Sunday, May 25, 2008

death and sorrow

(Extract from an old e-mail sent on the sudden death of Sudhir) We cannot take the matter of weeping lightly. It is beyond reasoning or philosophizing. Yet we do both in an attempt to escape from the sorrow. Sorrow is an emotion which is there in human system, often accumulated enough, waiting for a trigger to release it. Death of near and dear ones is perhaps just one of the triggers. If there is no event triggering the mechanism, the human mind will invent something, even an absurdity to release the welled up emotion of sorrow. Lewis Carroll brings it out in a light vein when he says that the Walrus and the Carpenter wept like anything to see such quantities of sand! 'If only some seven maids with seven mops swept the beach, could it be cleared of the sands?' They doubted it, felt sad and cried!
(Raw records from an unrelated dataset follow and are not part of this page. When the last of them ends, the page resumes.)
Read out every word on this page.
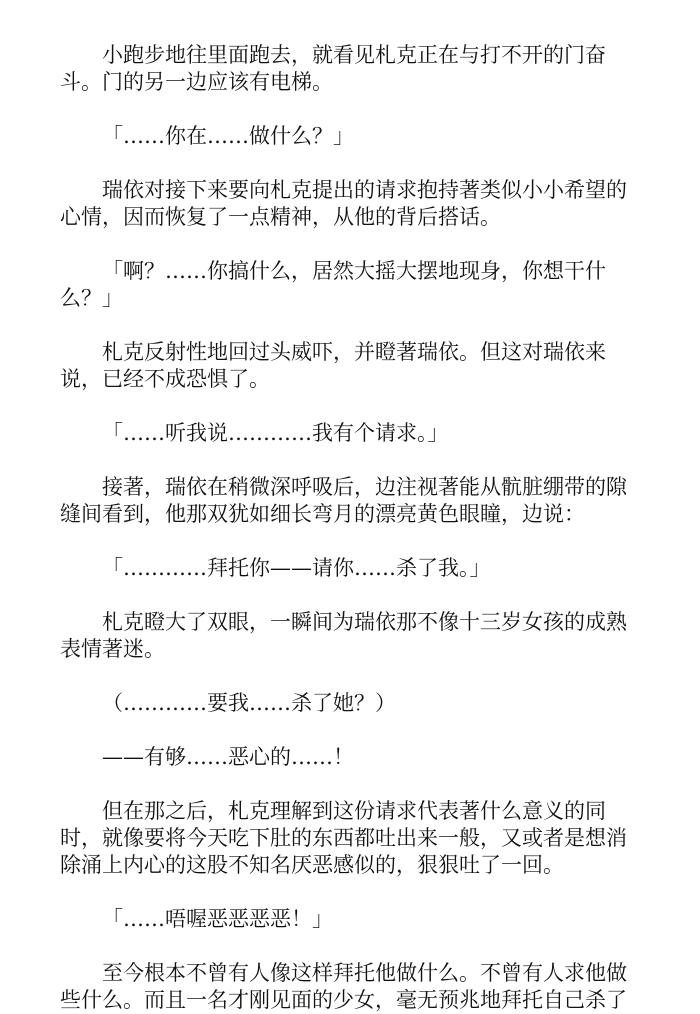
小跑步地往里面跑去，就看见札克正在与打不开的门奋斗。门的另一边应该有电梯。

「……你在……做什么？」

瑞依对接下来要向札克提出的请求抱持著类似小小希望的心情，因而恢复了一点精神，从他的背后搭话。

「啊？……你搞什么，居然大摇大摆地现身，你想干什么？」

札克反射性地回过头威吓，并瞪著瑞依。但这对瑞依来说，已经不成恐惧了。

「……听我说…………我有个请求。」

接著，瑞依在稍微深呼吸后，边注视著能从骯脏绷带的隙缝间看到，他那双犹如细长弯月的漂亮黄色眼瞳，边说：

「…………拜托你——请你……杀了我。」

札克瞪大了双眼，一瞬间为瑞依那不像十三岁女孩的成熟表情著迷。

（…………要我……杀了她？）

——有够……恶心的……！

但在那之后，札克理解到这份请求代表著什么意义的同时，就像要将今天吃下肚的东西都吐出来一般，又或者是想消除涌上内心的这股不知名厌恶感似的，狠狠吐了一回。

「……唔喔恶恶恶恶！」

至今根本不曾有人像这样拜托他做什么。不曾有人求他做些什么。而且一名才刚见面的少女，毫无预兆地拜托自己杀了
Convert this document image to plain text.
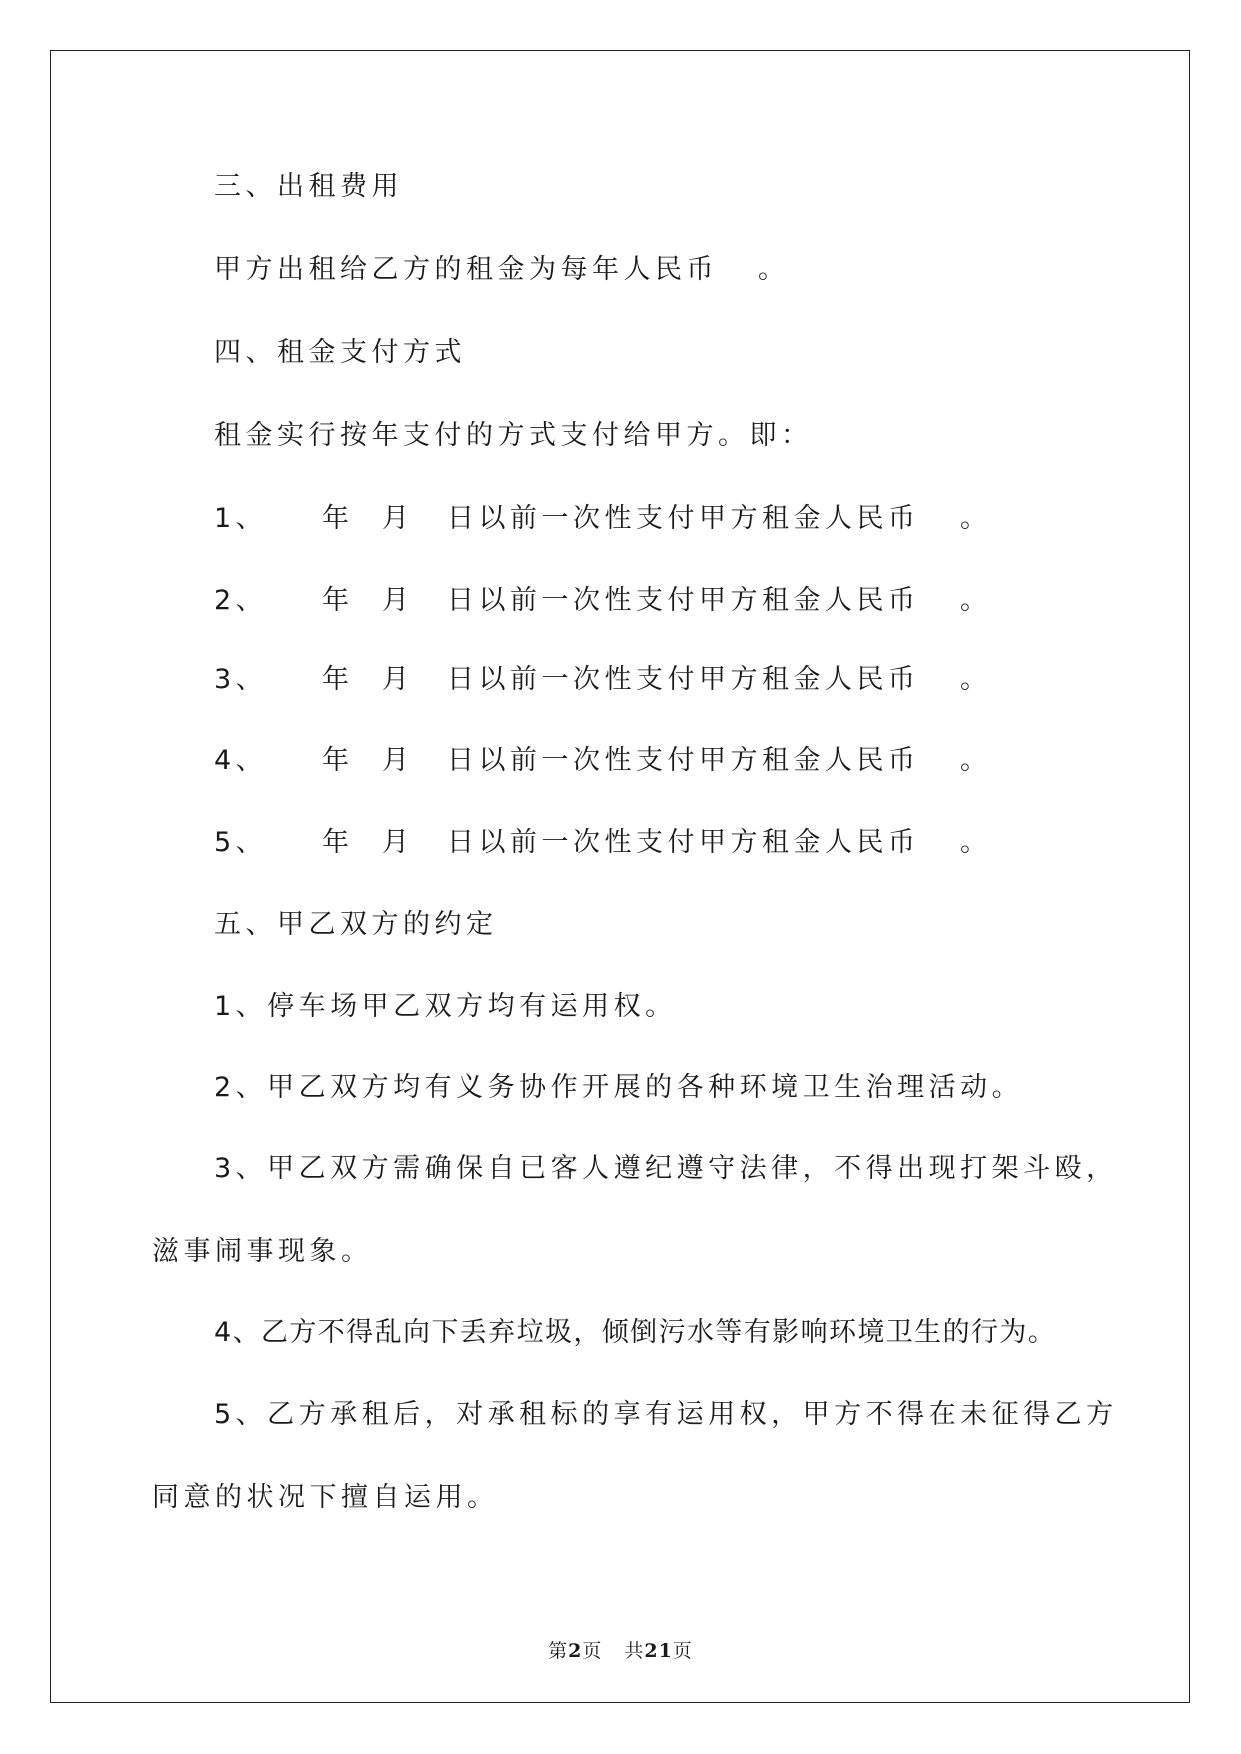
三、出租费用
甲方出租给乙方的租金为每年人民币 。
四、租金支付方式
租金实行按年支付的方式支付给甲方。即：
1、 年 月 日以前一次性支付甲方租金人民币 。
2、 年 月 日以前一次性支付甲方租金人民币 。
3、 年 月 日以前一次性支付甲方租金人民币 。
4、 年 月 日以前一次性支付甲方租金人民币 。
5、 年 月 日以前一次性支付甲方租金人民币 。
五、甲乙双方的约定
1、停车场甲乙双方均有运用权。
2、甲乙双方均有义务协作开展的各种环境卫生治理活动。
3、甲乙双方需确保自已客人遵纪遵守法律，不得出现打架斗殴，
滋事闹事现象。
4、乙方不得乱向下丢弃垃圾，倾倒污水等有影响环境卫生的行为。
5、乙方承租后，对承租标的享有运用权，甲方不得在未征得乙方
同意的状况下擅自运用。
第2页 共21页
The beautiful nonsense and its absurdity bring out the profound Truth of the fact of sorrow! A spiritual leader in Rishikesh wept and cried like anything because his favorate tree was on the other side of the Ganges! This is not to treat lightly the anguish in the sense of loss felt or the love and compassion for the near and dear one lost. The anguish arises partly from self pity and partly from Love. The self pity is painful and the love gives relief from the pain. The tendency is therefore not to avoid the sorrow but to indulge in it with a feeling that one is somehow paying back a debt to the departed.
Death is of course going out of THIS existence. Whether there is any other existence, we do not know. There seems no way of knowing because even if one feels inclined to believe what some great spiritual masters say from a direct perception by them, it may not be true and could be just a trick of their mind. We do not remember from where we have come. It stands to reason that we cannot know where we are going to also. May be that any possible existence after life may be much better than that in this life.
For quite some time now I had been feeling like a passenger at the fag end of a long railway journey nearing his destination. I don't know where I am to alight and what is in store for me there. I remember the things that I saw and happened to me after boarding the train, but nothing earlier than that.
And I have only one thing of which I am absolutely sure. That is the awareness within me.